The biggest question I have concerns what my parents would think of the life I have created. I often wonder whether they would be pleased with the big choices I have made. I would like to think that they would be happy with the way I turned out and the family that Richard and I have raised; but there are some days I am not really sure. Have I been a disappointment to them? They would have been thrilled, for example, if I had finished my PhD in Church History at the University of St. Andrews and taught at a university. That did not happen. So am I still trying to earn their approval and make them proud of me? Even in the second half of life I am not sure that we ever fully escape this desire to please our parents – especially when we have been blessed with good and loving parents.

Do we ever escape our family of origin? Do we want to? What do YOU think?

Who Are You and Who and What Defines You in the Second Half of Life?
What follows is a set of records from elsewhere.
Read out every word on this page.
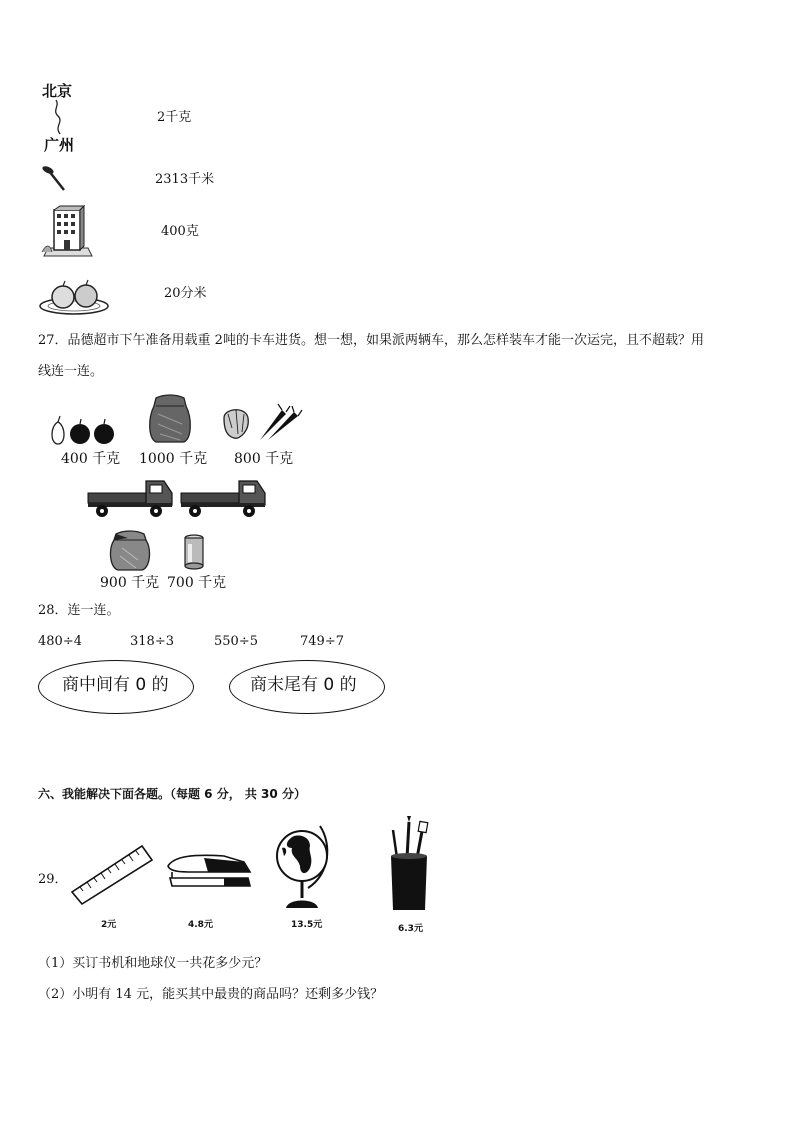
北京
广州
2千克
2313千米
400克
20分米
27．品德超市下午准备用载重 2吨的卡车进货。想一想，如果派两辆车，那么怎样装车才能一次运完，且不超载？用
线连一连。
400 千克 1000 千克 800 千克
900 千克 700 千克
28．连一连。
480÷4	318÷3	550÷5	749÷7
商中间有 0 的	商末尾有 0 的
六、我能解决下面各题。（每题 6 分， 共 30 分）
29．
2元	4.8元	13.5元	6.3元
（1）买订书机和地球仪一共花多少元？
（2）小明有 14 元，能买其中最贵的商品吗？还剩多少钱？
Have you registered for Our Long and Winding Road: Seeking Our Path in the Longevity Revolution with Rabbi Richard Address? If not, you will want to do so very soon. Because we are trying to limit our capacity as per health unit directives, we have intentionally restricted the number of participants who can attend. For this reason only a few spaces still remain.  

Rabbi Address will have several very stimulating presentations on November 13th that speak directly to the issues that are most on our hearts. In his first address for the day, he will focus on a question that most of us have probably wrestled with all our lives but which now takes on a new poignancy in the second half of life, namely, who am I and who and what defines me?
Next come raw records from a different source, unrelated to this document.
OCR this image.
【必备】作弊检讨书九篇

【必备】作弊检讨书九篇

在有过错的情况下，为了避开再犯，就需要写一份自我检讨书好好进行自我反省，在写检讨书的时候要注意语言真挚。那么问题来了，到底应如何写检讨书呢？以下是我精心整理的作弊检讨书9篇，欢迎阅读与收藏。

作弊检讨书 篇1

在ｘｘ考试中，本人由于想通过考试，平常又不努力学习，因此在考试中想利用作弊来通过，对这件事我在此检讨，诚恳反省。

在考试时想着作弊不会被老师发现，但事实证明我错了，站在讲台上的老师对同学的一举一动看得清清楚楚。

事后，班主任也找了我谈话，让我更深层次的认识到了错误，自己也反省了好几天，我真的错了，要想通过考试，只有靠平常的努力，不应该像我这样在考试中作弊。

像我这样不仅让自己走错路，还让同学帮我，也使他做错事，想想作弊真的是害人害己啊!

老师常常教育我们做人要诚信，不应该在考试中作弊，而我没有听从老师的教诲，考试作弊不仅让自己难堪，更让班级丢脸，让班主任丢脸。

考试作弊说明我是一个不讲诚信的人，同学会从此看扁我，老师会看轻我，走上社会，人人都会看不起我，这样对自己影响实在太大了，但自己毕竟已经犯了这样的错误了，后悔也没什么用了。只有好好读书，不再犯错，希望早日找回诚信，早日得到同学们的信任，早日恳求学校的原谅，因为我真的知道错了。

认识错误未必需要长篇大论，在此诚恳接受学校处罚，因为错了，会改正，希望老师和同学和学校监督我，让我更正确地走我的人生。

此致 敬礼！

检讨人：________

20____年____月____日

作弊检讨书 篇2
In other words, who tells us who we are? Our car? Our house or how well appointed our condo is? Our bank account? The size of our retirement portfolio? How successful our kids are? The photos of grandchildren we carry around in our wallets or how many bogeys we got in last week’s golf tournament? Where we spend our winters? Our hobbies? The books we read or the sports we play? Our volunteer activities and what we give back to our community?

Whether we realise it or not, the question of our identity is a profoundly spiritual one. It invites us to reflect upon where we have been and where and how God is calling us to serve in this chapter of our lives, which, as Rabbi Address notes, is a time of spiritual transformation akin to that  revealed in the story of Jacob’s Ladder.

Moreover, what and who are the angels who hold us as we age? With what do we wrestle in our older years? And where and how do we receive God’s blessing?